O liberalismo, tal como o socialismo, herdeiros respectivamente do calvinismo e do luteranismo, começaram por se opor à autoridade católica. Mas, em breve, o socialismo se renderia à autoridade do Estado, em substituição da autoridade católica, algo que o liberalismo nunca fez.
O momento paradigmático dessa rendição é a governação de Bismarck na Prússia (Kulturkampf, cf. aqui). Tendo perseguido a Igreja Católica, que se ocupava dos serviços sociais de apoio aos pobres e carenciados, Bismarck fê-la substituir pelo Estado, dando origem ao moderno Estado-Social ou Estado-Providência que é a característica económica distintiva do socialismo e que hoje se exibe em toda a sua plenitude em Portugal.
Daí que o socialismo, em termos económicos e sociais, apresente as mesmas reivindicações do catolicismo, com o seu ênfase na redistribuição da riqueza, a sua abundância de padrinhos para proteger os pobres e os carenciados - em que os padres católicos são substituídos pelos políticos socialistas -, e idêntica aversão aos ricos.
Não surpreende sequer que o catolicismo e o socialismo se unam para caluniar o liberalismo como uma ideologia de ricos.
O socialismo afirma o seu carácter revolucionário substituindo o apelo da caridade católica pelo poder do Estado a fim de redistribuir a riqueza e realizar maior igualdade social. Neste caminho, o liberalismo é visto - às vezes pelos próprios liberais -, como uma ideologia conservadora, que visa perpetuar o status quo, mantendo os ricos ricos e os pobres pobres.
A verdade, porém, é que o liberalismo é uma ideologia muito mais revolucionária que o socialismo e daí os calafrios que o liberalismo sempre causou em países conservadores, como são necessariamente os países de cultura católica, como Portugal.
Vale a pena aqui invocar o célebre economista liberal Friedrich Hayek que, já emigrado em Londres, durante a II Guerra, escreveu um livro que teve um enorme impacto na Grã-Bretanha e que se tornou um clássico da crítica ao socialismo.

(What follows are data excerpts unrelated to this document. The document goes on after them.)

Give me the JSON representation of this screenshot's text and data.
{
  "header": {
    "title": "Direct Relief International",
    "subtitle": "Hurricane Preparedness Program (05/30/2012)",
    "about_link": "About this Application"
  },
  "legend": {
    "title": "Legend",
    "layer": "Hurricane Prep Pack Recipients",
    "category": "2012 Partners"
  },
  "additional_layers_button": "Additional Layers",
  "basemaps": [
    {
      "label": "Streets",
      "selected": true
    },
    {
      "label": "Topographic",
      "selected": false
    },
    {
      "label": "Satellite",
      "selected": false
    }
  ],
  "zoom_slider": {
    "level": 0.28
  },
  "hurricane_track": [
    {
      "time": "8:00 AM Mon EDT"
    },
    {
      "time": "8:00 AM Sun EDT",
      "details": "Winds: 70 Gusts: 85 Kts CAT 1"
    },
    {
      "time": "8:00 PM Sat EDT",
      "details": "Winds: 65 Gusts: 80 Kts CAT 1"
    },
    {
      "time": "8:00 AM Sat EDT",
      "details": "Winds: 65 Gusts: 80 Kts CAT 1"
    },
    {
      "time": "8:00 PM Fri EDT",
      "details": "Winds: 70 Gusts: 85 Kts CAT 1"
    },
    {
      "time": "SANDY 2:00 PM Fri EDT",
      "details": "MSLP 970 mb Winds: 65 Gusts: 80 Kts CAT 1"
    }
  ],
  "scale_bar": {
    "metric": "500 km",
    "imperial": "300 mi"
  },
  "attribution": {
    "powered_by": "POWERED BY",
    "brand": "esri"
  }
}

Refiro-me a O Caminho da Servidão ("The Road to Serfdom", 1944).
Nos anos que se seguiram, o Partido Conservador britânico procurou apropriar-se das ideias de Hayek e associar a si o sucesso do livro, levando Hayek a responder e a demarcar-se vigorosamente do Partido num ensaio que ficou célebre: Por que não sou Conservador ("Why I am not a Conservative", cf. aqui).
Depois de um longo e elaborado argumento, Hayek explica por que é que um liberal não pode ser nunca um conservador e pondo-se a si próprio a questão de saber qual o partido que, no seu entendimento, melhor representa os ideais liberais, acaba por responder em favor dos Old Whigs.
Ora, o Whig Party (cf. aqui) foi um partido fundado na Escócia e cujo nome literalmente significa "Partido dos Carroceiros". Este Partido foi tão revolucionário para a época que Samuel Johnson, o conhecido conservador britânico, um dia escreveu que "o primeiro whig deve ter sido o diabo".
O Whig Party, na altura identificado com os carroceiros, uma profissão que entretanto caiu em desuso, hoje seria mais provavelmente identificado como o partido dos camionistas, que são os sucessores modernos dos carroceiros.
Nem os carroceiros, nem modernamente os camionistas, podem considerar-se um paradigma de gente rica, como a propaganda socialista e católica pretende fazer querer acerca da natureza e origem do liberalismo.
Pelo contrário, uma e outra destas profissões estão muito mais associadas a pessoas de recursos modestos. Mas com uma nuance, que caracterizava o Whig Party. Trata-se de gente modesta que, pelo seu trabalho, ambiciona ser rica.
E é aqui que está o carácter revolucionário do liberalismo. O liberalismo é uma revolução pacífica, lenta, permanente e persistente daqueles que, tendo nascido pobres, ambicionam, pelos seus talentos e pelo seu trabalho, um dia ficar ricos.
Para os instalados da vida - que são os verdadeiros conservadores -, seja porque já nasceram ricos, seja porque vivem confortavelmente à sombra do Estado, os liberais representam uma ameaça formidável.